Weight increase is a natural process following dieting, which can be caused from an increase in water, glycogen repletion (including in the liver and intramuscular) and increases in fat. Micronutrient deficiency accrued during periods of prolonged calorie restriction may be a large contributing factor in part due to alterations in signalling hormones that drive appetite, metabolism & fat deposition. If you’re entering your dieting phase with in excess of 20-30kg to lose. This phase will be prolonged & aggressive. What we have to remember is it may take a year to gain a significant amount of weight; it is safer and more a more adhered to way, to take a year to reduce that weight back down. So what’s the science say. Very few studies available on the impact of dieting in female body builders. However, among overweight or obese men & women, long-term use of multivitamins, vitamins B6 and B12, and chromium were significantly associated with decreased levels of weight gain post diet. (Nachtigal et al 2005) Population groups different but physiology essentially remains the same. There’s also a strong argument for ensuring adequate intake of micronutrients from food or via supplementation while dieting & competing to prevent excessive rebounds.
This is all down to poor nutritional status when dieting. If we diet correctly, using a slow sustainable approach, we not only change our body, but also our mindset and give our bodies a chance to adapt. We then come into a new state of homeostasis.
How can DNA help personalise a diet plan
Our body is programmed to respond a certain way to anything and everything.
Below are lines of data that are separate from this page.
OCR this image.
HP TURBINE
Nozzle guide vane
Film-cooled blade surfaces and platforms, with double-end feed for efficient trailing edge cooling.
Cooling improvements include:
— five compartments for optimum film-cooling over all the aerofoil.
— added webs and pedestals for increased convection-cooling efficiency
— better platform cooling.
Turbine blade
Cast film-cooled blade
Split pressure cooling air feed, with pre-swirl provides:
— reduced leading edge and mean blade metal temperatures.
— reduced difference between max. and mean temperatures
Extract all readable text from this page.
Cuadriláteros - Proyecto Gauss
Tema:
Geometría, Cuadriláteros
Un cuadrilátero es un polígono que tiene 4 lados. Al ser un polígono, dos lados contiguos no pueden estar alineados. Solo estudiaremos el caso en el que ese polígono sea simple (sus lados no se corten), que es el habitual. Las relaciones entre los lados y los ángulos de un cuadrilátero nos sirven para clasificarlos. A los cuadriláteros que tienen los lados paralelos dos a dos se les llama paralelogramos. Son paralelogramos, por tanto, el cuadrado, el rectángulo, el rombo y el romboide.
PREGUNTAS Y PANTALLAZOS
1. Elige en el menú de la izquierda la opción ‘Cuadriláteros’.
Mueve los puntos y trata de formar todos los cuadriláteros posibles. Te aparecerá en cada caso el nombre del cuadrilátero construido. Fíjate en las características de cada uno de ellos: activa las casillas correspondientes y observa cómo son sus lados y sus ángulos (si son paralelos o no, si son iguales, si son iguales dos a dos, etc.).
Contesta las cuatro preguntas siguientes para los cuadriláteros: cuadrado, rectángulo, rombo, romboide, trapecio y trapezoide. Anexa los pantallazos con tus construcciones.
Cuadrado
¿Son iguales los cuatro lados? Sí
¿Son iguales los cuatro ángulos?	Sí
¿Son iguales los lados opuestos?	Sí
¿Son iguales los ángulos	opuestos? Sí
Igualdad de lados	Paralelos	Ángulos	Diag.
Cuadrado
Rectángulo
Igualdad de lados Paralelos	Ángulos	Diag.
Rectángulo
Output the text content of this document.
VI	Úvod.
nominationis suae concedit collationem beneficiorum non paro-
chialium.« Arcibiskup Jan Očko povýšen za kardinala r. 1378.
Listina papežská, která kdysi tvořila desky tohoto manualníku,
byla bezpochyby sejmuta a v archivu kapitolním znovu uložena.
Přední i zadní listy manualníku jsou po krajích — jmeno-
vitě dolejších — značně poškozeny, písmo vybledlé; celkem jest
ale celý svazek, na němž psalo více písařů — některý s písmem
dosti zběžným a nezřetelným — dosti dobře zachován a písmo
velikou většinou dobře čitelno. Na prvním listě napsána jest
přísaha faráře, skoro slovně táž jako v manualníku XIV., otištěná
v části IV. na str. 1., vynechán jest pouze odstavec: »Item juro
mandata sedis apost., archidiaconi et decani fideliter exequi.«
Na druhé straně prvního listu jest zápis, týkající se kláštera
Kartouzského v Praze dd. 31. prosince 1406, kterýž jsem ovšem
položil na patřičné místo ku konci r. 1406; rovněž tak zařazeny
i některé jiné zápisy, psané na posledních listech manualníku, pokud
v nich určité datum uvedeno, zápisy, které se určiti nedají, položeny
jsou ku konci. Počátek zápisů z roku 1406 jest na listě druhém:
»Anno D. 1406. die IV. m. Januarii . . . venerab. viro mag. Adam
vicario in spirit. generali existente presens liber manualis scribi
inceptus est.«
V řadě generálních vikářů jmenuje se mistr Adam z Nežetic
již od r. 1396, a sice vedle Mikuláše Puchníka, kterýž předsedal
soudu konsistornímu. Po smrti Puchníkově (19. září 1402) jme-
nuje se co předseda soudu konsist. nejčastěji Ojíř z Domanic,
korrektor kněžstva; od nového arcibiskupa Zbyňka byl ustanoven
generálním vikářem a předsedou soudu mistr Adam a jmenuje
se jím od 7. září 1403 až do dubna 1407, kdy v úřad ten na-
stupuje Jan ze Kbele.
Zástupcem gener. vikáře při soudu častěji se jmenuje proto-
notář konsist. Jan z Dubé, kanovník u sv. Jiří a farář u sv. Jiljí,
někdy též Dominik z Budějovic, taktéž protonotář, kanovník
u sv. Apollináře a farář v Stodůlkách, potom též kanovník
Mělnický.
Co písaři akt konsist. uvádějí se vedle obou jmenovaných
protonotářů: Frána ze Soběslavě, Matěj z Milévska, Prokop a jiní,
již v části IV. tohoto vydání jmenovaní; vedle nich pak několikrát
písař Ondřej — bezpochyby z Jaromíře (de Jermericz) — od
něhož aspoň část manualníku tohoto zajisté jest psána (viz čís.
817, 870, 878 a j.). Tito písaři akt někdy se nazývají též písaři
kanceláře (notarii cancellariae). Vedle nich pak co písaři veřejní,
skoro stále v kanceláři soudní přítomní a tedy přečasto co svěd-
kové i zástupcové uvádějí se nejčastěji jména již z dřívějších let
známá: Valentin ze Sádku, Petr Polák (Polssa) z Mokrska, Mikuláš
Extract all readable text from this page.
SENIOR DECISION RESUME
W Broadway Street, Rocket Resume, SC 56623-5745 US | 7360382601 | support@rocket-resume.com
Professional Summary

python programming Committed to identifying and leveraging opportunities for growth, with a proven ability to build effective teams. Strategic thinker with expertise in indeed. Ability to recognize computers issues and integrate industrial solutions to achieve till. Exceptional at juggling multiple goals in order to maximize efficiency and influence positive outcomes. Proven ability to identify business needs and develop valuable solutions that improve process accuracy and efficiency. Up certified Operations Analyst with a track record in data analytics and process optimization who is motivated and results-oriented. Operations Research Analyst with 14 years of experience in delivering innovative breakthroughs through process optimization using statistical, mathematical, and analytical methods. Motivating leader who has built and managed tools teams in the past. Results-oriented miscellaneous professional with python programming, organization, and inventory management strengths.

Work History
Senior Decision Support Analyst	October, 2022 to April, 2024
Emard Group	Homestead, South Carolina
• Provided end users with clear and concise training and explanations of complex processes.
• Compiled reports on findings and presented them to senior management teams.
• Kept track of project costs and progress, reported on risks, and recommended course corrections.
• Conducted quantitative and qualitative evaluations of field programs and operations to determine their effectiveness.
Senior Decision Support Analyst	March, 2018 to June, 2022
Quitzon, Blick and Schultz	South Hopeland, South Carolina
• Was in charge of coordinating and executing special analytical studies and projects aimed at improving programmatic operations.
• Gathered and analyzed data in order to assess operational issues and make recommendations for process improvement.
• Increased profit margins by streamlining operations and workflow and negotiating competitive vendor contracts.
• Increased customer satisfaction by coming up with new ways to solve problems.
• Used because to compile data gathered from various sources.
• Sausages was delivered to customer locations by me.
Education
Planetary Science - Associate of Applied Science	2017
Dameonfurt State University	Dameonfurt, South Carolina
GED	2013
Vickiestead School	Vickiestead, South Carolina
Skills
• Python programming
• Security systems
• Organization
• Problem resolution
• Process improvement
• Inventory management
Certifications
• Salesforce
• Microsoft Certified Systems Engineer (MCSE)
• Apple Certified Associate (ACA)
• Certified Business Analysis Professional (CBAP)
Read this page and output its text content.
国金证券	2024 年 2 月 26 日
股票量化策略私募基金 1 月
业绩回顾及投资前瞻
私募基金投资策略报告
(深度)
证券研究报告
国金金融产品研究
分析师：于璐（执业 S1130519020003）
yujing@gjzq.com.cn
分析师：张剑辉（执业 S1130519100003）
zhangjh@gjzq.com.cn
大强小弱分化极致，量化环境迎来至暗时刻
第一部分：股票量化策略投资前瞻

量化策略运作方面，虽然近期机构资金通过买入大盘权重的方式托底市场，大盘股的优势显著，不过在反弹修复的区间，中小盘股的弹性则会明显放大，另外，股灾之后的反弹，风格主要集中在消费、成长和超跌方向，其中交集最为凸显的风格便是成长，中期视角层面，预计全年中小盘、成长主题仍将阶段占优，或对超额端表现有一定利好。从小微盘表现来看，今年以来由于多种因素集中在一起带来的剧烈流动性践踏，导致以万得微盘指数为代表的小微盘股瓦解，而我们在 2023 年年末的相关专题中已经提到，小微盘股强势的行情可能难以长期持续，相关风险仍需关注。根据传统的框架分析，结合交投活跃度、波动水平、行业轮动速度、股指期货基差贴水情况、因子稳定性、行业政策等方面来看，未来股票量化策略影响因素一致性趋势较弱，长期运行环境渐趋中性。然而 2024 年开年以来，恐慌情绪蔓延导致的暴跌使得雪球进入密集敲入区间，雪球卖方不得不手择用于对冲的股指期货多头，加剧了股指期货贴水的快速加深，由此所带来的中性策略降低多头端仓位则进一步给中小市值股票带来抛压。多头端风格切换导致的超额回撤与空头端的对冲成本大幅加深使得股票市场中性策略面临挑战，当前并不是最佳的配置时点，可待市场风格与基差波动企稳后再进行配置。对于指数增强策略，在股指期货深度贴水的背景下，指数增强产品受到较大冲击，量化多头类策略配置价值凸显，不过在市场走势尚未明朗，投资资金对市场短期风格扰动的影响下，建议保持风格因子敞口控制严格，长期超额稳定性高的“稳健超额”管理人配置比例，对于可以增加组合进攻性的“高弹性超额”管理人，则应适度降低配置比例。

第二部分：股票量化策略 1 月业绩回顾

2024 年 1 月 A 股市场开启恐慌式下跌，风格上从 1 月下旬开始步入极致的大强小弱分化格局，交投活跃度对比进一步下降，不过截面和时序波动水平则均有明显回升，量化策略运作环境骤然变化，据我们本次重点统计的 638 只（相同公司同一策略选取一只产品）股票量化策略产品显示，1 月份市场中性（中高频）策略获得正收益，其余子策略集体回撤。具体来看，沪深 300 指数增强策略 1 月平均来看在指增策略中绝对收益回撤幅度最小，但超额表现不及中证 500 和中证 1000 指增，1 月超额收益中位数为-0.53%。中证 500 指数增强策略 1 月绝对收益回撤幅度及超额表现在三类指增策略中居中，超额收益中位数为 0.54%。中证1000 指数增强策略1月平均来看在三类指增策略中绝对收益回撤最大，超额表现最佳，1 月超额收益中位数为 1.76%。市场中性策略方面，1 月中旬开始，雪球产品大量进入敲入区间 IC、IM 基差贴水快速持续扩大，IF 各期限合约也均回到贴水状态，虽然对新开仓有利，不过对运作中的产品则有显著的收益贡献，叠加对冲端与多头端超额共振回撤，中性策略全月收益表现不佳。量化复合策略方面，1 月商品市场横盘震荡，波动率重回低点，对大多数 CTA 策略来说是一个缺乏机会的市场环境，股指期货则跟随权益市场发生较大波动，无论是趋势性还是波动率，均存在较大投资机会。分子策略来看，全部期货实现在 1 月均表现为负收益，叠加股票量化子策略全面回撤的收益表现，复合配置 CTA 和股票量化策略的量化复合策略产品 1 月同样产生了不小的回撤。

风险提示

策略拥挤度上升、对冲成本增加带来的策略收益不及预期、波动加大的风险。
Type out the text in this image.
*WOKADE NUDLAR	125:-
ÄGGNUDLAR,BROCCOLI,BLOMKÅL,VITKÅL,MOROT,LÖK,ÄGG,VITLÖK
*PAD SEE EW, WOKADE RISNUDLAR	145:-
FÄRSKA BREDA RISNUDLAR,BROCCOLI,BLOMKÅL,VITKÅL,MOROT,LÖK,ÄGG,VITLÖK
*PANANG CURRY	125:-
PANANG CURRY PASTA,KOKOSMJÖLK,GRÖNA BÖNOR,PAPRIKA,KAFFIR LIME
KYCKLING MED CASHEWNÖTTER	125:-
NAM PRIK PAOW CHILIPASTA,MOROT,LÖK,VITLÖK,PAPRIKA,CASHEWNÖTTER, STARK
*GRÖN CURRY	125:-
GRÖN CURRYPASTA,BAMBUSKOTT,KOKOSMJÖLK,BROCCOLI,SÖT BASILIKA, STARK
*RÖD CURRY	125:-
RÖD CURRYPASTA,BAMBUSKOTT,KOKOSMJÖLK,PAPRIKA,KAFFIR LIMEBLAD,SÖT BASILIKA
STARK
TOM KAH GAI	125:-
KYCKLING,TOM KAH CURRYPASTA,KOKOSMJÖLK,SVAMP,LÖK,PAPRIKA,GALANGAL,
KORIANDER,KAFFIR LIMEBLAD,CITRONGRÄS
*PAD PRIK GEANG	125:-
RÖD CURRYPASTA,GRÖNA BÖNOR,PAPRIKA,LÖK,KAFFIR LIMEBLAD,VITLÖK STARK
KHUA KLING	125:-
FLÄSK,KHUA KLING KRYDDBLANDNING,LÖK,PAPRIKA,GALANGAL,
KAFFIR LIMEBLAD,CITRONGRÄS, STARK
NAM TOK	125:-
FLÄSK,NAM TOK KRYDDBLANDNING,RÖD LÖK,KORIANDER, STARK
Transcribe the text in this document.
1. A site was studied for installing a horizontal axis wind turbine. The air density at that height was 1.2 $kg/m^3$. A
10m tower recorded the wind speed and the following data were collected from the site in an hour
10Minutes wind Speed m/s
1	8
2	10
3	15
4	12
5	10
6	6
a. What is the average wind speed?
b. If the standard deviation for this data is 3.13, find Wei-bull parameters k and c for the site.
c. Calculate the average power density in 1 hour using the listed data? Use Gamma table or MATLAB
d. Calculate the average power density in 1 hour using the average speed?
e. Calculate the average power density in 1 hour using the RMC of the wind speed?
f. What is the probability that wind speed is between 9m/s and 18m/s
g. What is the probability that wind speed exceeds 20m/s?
Whether that is what we eat, how we move and train etc. If we know our bodies’ response to carbohydrates, fat, and protein then we can create a nutritional plan to match our goals. Our bodies are individual in how they absorb, metabolise and assimilate and store the food we eat. You can take the trial and error out of dieting and get straight into a nutrition plan that is tailor made and works for you.
DNA is linked to certain deficient risks in vitamins and minerals. How would this alter a diet plan?
Nutritional deficiencies can cause fatigue, low bone mineral density, mood swings and hormonal issues. Vitamins and minerals are also essential for the production of gonadotropin hormones, and estrogen and testosterone.
A lot of vitamins and minerals are cofactors for the production of adrenal hormones, thyroid hormones, pineal gland, hypothalamic pituitary axis, and even immune system hormones in the body. B vitamins are important as in nicotinamide adenine dinucleotide (NAD) and CoA, which are involved in oxidation reactions. Magnesium is used in DNA replication. Calcium needed to structure of bones. And need vitamin D to help the metabolism of calcium.
Iodine for thyroid etc. The list goes on…
A recent meta-analysis by Engel 2018 published in NUTRIENT journal has looked at micronutrient gaps in weight loss diet plans. Found nutritional deficiencies in them all. Because these were general diet plans, and not tailored to an individual.
Depending on someone’s dietary choice, we may have to alter diet by adding or replacing foods, or using supplements. A high or low fat diet alters the absorption of water or fat soluble vitamins. People might not like certain foods which contain the vitamin and mineral they are deficient in, so you will have to use supplements. Everything becomes very individual. Commonly we are deficient in, iron, calcium, vitamin D3 and K2, vitamin A and iodine.
As mentioned before, nutritional deficiencies, especially in micronutrients can cause us to gain a lot of bad weight after a diet. Technically, we don’t want to keep yo-yo dieting anyway, but what we do need to ensure is that our body is healthy on the outside and on the inside.